Dib looked up at her, suddenly seeming jaded and world-weary.
"Gaz, would you please stop tapping? It makes it hard to think."
That was when the younger girl lost it, her words suddenly dripping with enough venom to put a boomslang to shame.
"Great! You know what, I'll stop if YOU stop! Please, just try to do something normal for a change!"
As if the tone wasn't enough, the girl rose into the air, her eyes glowing a fierce yellow and her hair turning to violet flame.
Dib screamed in terror and bolted up to his room.
His sister dropped the demon act and levitated gently back into her chair, smiling. All was right again.
Once locked away from Gaz, the teen moaned and slumped into his desk chair. A couple of the angry purple spirits that had followed into the room had whisked themselves out the window, so he relaxed. His laptop sat eagerly in front of him, but he couldn't do much more than eye it dully. His teachers had noticed the decline in his productivity this week, and he winced when the chair back brushed against a spider bite. Those UC spiders probably did have venom in them, he decided, as he'd felt catatonic and hazy as the week wore on. It was a familiar feeling.
Three years ago, when he'd confirmed Zim's death before his own eyes, his entire world seemed to grind to a halt. It was a cliché that had had no meaning to him until then. The weeks he spent in the hospital, he spent in a haze, caught between dream and reality. A world without Zim just couldn't make sense. Very slowly he'd learned to adapt to the truth, and when finally released from hospital, with legs fully functional for the first time after the pipe accident, he marched out with hope in his heart that he could get through this. It had been hard, but he'd managed it. Now it was the exact opposite. Dib would lie on his bed unable to sleep, tossing in his mind the memory of that afternoon. It seemed surreal and frightening again. But what stuck with him all through the night was the look in Zim's eyes right before Dib had left. It was just like the look he'd seen before his own base came down on top of him; he looked helpless and scared. And pleading. Like he actually wanted to be saved by his enemy. Something less like an Invader, Dib had never imagined. Now, why had he gotten that look again. Dib searched his brain and came up with nothing, trying instead to block it out. But the image of pleading alien eyes was a stubborn one.
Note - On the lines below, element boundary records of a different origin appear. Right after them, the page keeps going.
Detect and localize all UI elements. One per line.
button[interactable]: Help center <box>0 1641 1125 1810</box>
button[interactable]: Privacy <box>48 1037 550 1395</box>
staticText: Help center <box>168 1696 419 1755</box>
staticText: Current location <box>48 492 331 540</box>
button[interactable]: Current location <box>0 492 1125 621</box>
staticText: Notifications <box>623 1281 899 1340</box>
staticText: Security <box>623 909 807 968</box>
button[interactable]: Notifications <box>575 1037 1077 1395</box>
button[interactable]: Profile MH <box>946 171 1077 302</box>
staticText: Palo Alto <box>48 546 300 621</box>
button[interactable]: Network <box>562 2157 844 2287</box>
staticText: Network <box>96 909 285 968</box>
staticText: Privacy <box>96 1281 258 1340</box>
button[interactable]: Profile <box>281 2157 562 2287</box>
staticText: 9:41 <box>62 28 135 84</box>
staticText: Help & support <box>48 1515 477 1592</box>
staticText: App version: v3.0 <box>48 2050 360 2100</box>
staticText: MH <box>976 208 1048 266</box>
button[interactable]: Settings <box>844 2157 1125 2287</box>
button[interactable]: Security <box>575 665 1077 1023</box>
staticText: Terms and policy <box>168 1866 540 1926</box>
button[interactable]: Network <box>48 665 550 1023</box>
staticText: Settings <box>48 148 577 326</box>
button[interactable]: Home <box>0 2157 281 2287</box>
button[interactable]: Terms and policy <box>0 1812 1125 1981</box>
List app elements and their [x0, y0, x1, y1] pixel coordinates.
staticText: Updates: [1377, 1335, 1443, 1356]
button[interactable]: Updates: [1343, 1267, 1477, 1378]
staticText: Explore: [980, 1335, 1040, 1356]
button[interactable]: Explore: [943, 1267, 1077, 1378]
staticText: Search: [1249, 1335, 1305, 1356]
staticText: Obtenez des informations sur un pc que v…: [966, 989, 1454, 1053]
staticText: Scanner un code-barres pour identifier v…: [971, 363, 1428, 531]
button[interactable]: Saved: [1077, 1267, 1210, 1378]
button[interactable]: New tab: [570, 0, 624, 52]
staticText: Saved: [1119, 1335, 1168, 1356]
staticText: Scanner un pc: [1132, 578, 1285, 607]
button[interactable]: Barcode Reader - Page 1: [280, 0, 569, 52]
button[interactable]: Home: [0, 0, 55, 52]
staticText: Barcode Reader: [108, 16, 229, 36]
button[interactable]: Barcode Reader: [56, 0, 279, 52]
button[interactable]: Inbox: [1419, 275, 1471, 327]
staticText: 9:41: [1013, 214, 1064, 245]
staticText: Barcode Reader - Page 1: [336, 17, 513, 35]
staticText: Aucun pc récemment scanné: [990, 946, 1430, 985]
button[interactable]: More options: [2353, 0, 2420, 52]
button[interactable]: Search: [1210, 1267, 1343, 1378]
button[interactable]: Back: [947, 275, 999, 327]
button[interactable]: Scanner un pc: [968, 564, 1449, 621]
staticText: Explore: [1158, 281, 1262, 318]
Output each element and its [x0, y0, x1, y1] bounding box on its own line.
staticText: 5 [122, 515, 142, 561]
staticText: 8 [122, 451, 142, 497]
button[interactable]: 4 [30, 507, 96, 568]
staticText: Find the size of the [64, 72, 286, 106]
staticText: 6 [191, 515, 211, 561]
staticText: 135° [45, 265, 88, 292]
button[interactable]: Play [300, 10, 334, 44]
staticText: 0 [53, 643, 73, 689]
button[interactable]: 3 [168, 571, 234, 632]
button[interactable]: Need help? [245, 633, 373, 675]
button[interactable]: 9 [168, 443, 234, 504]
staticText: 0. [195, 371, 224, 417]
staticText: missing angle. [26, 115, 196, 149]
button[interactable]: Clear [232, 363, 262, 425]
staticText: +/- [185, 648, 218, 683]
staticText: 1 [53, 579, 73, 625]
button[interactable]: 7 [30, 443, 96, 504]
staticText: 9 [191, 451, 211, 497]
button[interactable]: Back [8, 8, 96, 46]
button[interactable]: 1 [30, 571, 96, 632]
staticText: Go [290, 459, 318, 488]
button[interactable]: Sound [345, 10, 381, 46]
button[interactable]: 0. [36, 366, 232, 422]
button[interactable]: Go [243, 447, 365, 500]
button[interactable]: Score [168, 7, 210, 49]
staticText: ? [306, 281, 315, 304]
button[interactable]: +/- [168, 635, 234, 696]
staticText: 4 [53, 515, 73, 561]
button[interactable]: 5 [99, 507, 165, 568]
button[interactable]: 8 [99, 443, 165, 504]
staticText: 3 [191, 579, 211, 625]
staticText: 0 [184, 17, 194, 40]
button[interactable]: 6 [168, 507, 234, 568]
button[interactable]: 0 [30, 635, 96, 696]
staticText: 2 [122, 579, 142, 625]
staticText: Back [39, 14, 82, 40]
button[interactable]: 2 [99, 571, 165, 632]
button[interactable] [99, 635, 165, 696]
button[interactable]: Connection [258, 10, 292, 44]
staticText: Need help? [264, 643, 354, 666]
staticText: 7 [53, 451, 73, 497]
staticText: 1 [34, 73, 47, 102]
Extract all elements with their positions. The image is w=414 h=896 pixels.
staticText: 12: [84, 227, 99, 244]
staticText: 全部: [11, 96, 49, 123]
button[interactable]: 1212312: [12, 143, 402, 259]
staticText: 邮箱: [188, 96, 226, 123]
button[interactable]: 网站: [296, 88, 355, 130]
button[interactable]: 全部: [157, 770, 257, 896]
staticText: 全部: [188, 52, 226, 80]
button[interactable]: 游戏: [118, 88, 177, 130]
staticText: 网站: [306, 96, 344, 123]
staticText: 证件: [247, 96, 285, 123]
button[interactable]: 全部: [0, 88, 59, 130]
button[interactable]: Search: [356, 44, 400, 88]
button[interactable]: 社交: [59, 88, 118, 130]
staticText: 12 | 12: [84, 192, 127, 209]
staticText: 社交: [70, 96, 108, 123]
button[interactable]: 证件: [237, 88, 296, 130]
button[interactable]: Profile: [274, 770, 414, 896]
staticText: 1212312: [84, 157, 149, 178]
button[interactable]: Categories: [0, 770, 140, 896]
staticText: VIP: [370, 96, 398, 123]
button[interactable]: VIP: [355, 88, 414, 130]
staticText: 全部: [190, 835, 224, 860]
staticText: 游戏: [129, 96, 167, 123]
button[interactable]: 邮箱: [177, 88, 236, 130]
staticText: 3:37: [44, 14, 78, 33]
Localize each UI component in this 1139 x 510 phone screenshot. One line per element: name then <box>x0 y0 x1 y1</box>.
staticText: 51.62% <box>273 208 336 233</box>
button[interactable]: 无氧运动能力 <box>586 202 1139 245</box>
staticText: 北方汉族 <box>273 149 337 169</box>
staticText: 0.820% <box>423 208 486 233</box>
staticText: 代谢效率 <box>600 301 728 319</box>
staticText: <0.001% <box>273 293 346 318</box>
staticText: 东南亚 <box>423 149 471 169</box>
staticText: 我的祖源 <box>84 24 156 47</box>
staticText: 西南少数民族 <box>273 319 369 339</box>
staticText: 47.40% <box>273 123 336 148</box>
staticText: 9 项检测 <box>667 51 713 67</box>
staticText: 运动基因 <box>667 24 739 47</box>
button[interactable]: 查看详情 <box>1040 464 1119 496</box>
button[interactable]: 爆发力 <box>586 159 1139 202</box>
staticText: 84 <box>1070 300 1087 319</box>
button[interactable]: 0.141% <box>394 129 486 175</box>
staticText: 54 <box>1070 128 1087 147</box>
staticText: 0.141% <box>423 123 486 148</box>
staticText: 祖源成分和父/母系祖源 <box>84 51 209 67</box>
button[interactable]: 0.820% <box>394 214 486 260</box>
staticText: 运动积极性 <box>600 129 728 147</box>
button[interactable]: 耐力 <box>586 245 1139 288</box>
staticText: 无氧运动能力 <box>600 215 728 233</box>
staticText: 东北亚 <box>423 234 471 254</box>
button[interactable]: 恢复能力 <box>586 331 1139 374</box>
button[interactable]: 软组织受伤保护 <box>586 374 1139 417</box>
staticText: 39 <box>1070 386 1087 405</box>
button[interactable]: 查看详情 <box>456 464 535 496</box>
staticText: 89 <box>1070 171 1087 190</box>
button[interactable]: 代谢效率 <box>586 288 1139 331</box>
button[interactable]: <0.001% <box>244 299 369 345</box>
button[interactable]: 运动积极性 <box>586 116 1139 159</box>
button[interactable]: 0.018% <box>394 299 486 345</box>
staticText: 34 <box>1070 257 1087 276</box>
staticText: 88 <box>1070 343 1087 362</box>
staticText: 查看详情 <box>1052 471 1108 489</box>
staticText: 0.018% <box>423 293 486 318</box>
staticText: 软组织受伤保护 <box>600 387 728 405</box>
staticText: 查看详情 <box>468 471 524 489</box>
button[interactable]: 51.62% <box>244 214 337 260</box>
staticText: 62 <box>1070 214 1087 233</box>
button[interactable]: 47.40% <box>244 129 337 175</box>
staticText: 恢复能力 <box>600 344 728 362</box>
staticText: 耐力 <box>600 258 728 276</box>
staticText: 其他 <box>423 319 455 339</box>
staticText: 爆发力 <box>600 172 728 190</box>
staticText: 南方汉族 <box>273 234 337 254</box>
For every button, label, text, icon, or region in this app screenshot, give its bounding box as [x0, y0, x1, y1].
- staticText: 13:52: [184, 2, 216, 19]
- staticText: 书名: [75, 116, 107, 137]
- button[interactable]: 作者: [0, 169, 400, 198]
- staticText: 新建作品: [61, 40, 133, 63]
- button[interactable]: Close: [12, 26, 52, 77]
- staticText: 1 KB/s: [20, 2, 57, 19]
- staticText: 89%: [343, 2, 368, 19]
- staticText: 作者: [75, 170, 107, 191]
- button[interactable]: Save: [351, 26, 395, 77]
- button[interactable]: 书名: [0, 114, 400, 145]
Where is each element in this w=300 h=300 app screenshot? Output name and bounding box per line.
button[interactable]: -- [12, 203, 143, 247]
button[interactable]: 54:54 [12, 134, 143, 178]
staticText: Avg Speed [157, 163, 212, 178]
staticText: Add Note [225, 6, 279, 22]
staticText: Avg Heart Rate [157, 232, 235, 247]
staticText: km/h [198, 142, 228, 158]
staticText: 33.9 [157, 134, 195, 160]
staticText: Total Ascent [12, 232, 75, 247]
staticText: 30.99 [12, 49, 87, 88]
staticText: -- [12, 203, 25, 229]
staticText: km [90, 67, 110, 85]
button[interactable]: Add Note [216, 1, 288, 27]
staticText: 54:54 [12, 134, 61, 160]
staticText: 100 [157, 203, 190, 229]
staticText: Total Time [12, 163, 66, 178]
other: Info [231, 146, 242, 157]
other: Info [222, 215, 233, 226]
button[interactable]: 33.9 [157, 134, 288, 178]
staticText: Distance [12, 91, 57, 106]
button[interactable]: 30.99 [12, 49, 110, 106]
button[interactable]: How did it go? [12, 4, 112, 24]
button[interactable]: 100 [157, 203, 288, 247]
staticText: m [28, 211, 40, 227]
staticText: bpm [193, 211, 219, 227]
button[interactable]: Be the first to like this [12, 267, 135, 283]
Furiously, the teen flipped onto his stomach from where he'd been lying on his bed, slamming the pillow down over his head and reaching up to turn off the bedlamp. He needed an early night if he was to have any remote chance at appeasing the Bitters-demon tomorrow. She was already looking at worse punishments than the Underground Classroom, and he needed some kind of school certificate if he ever wanted to escape this hellhole and find a decent career…
The following day he didn't go to skool.